Colline

Comme moi, Coline, ma jeune narratrice, a horreur des rhétoriques, des slogans et de tout ce qui réduit la complexité de l’expérience terrestre à des formules percutantes ; comme moi, elle a quelques intuitions, beaucoup de doutes et très peu de certitudes (sinon celle que nos luttes ne peuvent être qualifiées d’intersectionnelles si elles laissent de côté la souffrance animale générée par notre civilisation, dont l’horreur est au-delà de tout entendement). Le roman pose un certain nombre de questions sans prétendre y répondre, telles que : Qu’est-ce que vous appelez « empathie » ? Une jeune fille blanche a-t-elle le droit d’avoir une héroïne noire ? Quelles sont les limites de l’appropriation culturelle ? (Dans la fiction, Jamila Woods accueille avec patience et humour la maladresse parfois embarrassante de Coline, mais pour ma part, je n’ai pas de réponse à cette question.) L’amour inconditionnel est-il une négation de son objet ? Quelle est la chair d’une vie de petite ville ? Une communauté a-t-elle besoin d’icônes et de signes distinctifs ? Etc. (Ces questions sont le plus souvent implicites, la littéralité n’étant pas mon truc.)

Si le mois dernier Mme Q. n’avait été témoin d’une scène ordinaire à coup sûr j’aurais tiré un an de plus et laissé Luna continuer de me maltraiter jusqu’à ce que les études nous séparent, qu’elle aille faire son école de commerce privée avec sa queue-de-cheval et que je rencontre à la fac molle des gens de ma trempe sans plan de carrière.

Coline est une lycéenne de milieu populaire vivant dans une ancienne ville minière du Nord de la France. Exposée au flux suffocant des discours stéréotypés, elle trouve refuge sur les terrils ensauvagés près de chez elle. Accompagnée d’un petit chien dans la poche ventrale de sa veste et des chansons de Jamila Woods dans son casque, elle se crée une pensée et un langage magiques pour survivre.
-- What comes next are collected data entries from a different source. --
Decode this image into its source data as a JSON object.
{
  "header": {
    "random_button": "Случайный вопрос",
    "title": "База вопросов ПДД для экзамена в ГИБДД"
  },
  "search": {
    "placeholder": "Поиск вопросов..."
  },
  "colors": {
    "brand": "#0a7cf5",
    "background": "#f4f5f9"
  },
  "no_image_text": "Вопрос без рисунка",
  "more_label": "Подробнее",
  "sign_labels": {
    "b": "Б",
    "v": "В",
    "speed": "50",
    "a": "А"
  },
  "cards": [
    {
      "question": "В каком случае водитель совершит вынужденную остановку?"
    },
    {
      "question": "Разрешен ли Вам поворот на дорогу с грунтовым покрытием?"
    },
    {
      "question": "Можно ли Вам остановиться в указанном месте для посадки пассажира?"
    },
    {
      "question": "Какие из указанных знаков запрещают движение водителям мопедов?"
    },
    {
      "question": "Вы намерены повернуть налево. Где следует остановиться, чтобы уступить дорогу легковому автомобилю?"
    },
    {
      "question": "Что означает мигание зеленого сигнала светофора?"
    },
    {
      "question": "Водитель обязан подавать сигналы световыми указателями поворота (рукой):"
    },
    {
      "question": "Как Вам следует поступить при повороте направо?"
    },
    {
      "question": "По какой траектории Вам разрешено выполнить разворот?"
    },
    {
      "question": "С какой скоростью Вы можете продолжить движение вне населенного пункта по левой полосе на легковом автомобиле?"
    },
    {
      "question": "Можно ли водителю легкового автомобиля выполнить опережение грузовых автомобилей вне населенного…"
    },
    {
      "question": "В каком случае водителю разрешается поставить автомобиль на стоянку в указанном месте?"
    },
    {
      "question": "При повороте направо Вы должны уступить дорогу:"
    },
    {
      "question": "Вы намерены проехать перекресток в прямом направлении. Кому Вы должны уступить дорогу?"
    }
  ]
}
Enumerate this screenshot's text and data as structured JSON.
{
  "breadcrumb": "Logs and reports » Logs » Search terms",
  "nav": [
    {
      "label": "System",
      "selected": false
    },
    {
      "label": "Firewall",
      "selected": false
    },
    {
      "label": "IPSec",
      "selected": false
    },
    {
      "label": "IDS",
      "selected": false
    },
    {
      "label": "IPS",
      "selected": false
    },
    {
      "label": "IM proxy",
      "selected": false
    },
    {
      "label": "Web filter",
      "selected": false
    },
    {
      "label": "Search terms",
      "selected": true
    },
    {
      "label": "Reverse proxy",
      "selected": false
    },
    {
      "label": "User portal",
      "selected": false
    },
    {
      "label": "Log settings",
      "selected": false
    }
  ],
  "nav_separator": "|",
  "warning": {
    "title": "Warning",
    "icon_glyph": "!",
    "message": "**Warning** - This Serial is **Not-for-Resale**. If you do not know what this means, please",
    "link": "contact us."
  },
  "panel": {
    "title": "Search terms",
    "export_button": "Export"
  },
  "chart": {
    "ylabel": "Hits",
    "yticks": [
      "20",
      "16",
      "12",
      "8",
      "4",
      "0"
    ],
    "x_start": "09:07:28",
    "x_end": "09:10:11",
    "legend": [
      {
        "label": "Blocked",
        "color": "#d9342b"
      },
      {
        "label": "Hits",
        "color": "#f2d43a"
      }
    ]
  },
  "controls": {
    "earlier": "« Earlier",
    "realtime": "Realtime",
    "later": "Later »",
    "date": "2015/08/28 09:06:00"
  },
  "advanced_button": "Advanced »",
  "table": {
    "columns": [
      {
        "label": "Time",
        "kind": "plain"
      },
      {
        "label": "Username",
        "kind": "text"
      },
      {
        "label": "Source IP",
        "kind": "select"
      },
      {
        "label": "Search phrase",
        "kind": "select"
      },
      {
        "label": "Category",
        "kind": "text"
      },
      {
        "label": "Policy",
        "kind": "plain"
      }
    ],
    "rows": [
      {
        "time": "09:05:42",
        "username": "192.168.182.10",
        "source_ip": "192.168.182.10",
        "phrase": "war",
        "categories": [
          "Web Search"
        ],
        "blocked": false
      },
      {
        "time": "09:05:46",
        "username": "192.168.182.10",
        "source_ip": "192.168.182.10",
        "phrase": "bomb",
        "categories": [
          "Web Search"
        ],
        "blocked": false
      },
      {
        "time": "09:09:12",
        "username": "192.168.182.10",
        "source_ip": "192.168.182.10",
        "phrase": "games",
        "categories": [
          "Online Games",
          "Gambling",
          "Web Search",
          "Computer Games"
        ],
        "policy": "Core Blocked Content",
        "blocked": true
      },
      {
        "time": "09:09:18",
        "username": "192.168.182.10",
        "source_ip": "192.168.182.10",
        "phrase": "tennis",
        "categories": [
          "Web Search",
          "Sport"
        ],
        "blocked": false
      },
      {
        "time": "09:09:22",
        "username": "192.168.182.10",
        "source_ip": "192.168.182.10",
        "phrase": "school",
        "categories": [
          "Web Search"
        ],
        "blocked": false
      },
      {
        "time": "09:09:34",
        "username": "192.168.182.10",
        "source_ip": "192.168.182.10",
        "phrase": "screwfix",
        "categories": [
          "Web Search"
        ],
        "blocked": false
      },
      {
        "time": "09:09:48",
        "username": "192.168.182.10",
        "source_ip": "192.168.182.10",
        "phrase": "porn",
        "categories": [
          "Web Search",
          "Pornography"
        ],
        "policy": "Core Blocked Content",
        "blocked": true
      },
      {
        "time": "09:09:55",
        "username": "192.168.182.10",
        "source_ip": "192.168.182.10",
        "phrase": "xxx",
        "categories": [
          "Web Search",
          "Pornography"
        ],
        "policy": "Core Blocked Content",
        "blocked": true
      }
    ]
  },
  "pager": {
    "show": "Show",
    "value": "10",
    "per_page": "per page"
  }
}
Avec ce roman, Fanny Chiarello offre une plongée dans l’esprit et l’humour rageur d’une génération en quête de sens et de beauté.

Parution le 12 mars 2025
Illustration de couverture : Aurélie Taillepied*
130 pages / 130 x 210 mm
18 euros TTC
ISBN 978-2-36624-999-6

* J’ai souhaité confier la couv à Aurélie Taillepied, dont j’admirais depuis longtemps le travail, et je suis très heureuse de ce que le texte lui a inspiré. Vous pouvez découvrir son univers sur Instagram, où elle s’appelle @la_maison_de_logre

Pour l’anecdote :

J’ai écrit Colline presque cinq ans avant sa parution, à la fin de l’été 2020.

L’un des personnages est une personne réelle, la poétesse et chanteuse chicagoane Jamila Woods. Je l’ai rencontrée il y a trois ans, nous étions dans le même hôtel à Barcelone pour le festival Primavera ; je lui ai dit que j’avais fait d’elle un personnage et ça l’a amusée.

Il est surtout question de ses deux premiers albums et particulièrement du second, Legacy! Legacy!

L’hymne de mon personnage, Coline, est Zora :

Elle cite aussi beaucoup Muddy, dont elle repasse toujours 17 fois l’intro avant de l’écouter entièrement:

Le paysage de marais où Coline rencontre Jamila Woods, près du minigolf, est inspiré du Val du Flot, à Wingles, dont voici un aperçu (pas facile de choisir des images alors que j’en ai des centaines de chaque lieu fréquenté par mon personnage…)

La colline du titre est en fait le terril de Pinchonvalles et le coin secret de Coline est mon spot de pique-nique préféré, sur son plateau supérieur

Coline descend ce genre de pente, à la nuit tombée.

J’ai passé en ce lieu l’un de ces moments à la fois simples et lumineux qui ont fait de l’année 2020, si terrible pour beaucoup, l’une des plus belles de ma vie. C’est aussi cet été-là que j’ai commencé à écrire Colline.